Just months after reports emerged that LulzSec "kingpin" turned FBI snitch Hector Xavier Monsegur had allegedly led cyber-attacks against foreign governments while under FBI control, a "cache of sealed court documents" has provided some more startling reading.
Monsegur
– whom prosecutors insist is "Sabu", a leading figure in hacktivist
group Lulzsec – cut a deal with Feds that saw him receive a "time
served" sentence of seven months and a one year supervision order back
in May instead of the 20-plus years imprisonment that his numerous
offences might have attracted without his co-operation in law
enforcement investigations against other hackers.
Sabu operated as a "rooter" – someone who can gain root access to
systems – in multiple attacks including assaults against HBGary, Fox
Television and Nintendo.
Now the Daily Dot reports that Sabu helped forge an alliance between his group "AntiSec" and the politically motivated Turkish "Red Hack" hacking crew.
The
news site says it got its hands on a "cache of sealed court documents",
which it says show how Sabu recruited Jeremy Hammond, who was sent to jail over the Stratfor hack, to hack into foreign government websites from a list provided.
Monsegur,
whose actions at the time were being overseen by the FBI, orchestrated
these attacks.
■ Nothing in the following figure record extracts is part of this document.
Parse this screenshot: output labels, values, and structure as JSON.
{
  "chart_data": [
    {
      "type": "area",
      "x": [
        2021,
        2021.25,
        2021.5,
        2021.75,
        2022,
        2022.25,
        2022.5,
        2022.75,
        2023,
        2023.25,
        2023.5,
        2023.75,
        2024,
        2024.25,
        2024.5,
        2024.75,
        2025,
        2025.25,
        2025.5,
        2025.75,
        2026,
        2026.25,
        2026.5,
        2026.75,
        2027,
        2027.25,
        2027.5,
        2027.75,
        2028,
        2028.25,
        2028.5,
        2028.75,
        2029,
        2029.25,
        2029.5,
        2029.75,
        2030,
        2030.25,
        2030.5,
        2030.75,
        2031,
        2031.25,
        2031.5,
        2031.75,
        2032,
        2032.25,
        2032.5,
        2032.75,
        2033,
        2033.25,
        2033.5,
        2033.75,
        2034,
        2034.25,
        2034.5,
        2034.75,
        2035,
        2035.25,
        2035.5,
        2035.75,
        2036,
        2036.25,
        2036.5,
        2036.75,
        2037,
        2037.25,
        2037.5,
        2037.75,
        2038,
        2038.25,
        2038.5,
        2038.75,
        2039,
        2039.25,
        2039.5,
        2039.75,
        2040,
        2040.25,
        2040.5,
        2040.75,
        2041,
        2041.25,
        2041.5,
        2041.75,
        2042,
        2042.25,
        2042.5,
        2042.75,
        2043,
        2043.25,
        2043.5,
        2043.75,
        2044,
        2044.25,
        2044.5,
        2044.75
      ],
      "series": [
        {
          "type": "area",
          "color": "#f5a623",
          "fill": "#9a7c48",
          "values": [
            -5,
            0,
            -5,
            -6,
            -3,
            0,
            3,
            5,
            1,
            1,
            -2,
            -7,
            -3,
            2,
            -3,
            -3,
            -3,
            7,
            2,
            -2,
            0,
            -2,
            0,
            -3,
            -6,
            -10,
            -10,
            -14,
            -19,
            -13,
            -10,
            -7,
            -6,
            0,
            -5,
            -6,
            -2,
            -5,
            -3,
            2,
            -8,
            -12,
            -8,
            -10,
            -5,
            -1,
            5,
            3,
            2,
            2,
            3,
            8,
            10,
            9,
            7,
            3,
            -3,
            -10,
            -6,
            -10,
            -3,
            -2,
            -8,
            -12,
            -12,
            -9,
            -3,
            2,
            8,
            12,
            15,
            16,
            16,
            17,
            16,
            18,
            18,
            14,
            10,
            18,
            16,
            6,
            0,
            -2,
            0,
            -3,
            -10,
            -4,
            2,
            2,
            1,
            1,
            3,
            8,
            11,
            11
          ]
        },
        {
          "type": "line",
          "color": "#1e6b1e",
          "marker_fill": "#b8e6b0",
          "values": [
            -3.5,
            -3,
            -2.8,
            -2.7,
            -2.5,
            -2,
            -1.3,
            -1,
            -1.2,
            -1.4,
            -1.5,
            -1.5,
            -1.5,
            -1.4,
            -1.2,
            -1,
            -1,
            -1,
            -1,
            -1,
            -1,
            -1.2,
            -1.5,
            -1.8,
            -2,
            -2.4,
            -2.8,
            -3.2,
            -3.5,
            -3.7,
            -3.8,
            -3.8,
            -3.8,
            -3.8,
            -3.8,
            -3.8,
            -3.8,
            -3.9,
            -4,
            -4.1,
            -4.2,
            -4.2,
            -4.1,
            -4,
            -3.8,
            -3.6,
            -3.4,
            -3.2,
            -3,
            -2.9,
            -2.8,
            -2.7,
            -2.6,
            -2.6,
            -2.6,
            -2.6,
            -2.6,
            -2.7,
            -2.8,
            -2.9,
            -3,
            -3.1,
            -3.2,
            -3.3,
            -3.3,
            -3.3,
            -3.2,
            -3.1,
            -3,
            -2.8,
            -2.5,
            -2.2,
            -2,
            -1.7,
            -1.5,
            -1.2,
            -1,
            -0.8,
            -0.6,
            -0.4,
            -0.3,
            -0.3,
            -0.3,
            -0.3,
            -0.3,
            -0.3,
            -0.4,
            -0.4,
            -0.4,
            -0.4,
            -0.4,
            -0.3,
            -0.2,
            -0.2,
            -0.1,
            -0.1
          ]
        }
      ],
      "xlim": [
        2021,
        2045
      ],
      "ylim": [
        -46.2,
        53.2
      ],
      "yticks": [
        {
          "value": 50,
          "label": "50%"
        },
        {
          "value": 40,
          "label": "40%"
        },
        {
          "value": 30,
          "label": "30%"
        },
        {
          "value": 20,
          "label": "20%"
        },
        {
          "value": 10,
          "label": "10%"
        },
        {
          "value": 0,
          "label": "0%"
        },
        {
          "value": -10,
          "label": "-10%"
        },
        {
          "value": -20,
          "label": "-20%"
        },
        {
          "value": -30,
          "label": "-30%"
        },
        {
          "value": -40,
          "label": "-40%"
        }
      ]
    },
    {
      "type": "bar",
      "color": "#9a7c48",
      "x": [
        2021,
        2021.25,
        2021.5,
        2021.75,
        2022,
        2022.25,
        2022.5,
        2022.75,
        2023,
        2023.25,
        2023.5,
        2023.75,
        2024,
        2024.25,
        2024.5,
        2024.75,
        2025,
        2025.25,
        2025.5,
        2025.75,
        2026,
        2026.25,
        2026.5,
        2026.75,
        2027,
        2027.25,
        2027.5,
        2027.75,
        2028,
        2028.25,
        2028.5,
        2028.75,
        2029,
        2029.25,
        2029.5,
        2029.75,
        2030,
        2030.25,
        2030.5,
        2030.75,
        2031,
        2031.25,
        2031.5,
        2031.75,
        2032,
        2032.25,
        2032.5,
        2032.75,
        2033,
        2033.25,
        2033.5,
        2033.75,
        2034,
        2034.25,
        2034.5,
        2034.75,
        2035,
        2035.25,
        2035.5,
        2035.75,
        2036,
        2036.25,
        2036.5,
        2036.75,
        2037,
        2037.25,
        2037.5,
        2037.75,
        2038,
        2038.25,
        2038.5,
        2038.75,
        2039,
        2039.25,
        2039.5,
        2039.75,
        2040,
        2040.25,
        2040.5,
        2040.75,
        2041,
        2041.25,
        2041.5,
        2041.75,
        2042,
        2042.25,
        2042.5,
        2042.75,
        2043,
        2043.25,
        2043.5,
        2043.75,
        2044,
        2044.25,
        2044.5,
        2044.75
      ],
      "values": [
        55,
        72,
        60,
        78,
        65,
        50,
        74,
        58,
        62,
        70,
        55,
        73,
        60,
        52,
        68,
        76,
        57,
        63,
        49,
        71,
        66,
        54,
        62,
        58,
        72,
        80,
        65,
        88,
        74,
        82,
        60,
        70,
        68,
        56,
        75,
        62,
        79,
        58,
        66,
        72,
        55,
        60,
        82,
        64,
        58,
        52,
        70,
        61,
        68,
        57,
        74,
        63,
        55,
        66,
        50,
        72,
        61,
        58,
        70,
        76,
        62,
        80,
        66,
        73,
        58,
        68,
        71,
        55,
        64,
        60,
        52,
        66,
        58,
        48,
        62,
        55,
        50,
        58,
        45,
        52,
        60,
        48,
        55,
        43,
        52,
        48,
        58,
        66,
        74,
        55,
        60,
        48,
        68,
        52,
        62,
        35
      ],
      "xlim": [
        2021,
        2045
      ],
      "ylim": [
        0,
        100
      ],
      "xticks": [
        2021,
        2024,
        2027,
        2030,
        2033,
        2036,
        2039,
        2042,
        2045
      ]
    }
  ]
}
He was arrested by the Feds in June 2011 and turned,
partially under pressure of what would happen to his two adopted
children. He acted as as FBI asset in the investigation of other hackers
for months afterwards until the arrest of his former LulzSec cohorts in
March 2012.
"During an encrypted chat session on Jan. 25, 2012,
less than two months before Hammond’s arrest, Monsegur instructed him to
'pop off' several dozen foreign government websites from a list that
Monsegur provided," the Daily Dot claims. "Access to any hacked
Turkish websites, Monsegur told Hammond, would be provided to the
RedHack group," it alleged. RedHack was a group which had allegiances to
AntiSec/LulzSec.
Monsegur reportedly used zero-day
vulnerabilities in Plesk, a common web-publishing platform, to draw up a
list of vulnerable targets. The Daily Dot alleges the court
docs confirmed that these systems were rooted by Hammond, who passed
over details of the pawnage to RedStar, a core member of RedHack’s team.
"Some of the government domains Monsegur supplied access to were later
defaced, and confidential emails belonging to Turkish officials were
stolen," the report adds.
The New York Times previously reported how Monsegur worked with the FBI on cyber-attacks against governmental websites in Brazil, Iran, Iraq, Pakistan and Syria.
The latest revelations add Turkey to the list while filling in the blanks on how the process was run.
The
revelations also renew questions about whether the FBI – or some other
agency working with the former LulzSec co-founder – was using hackers to
gather foreign intelligence. The FBI has consistently denied doing so.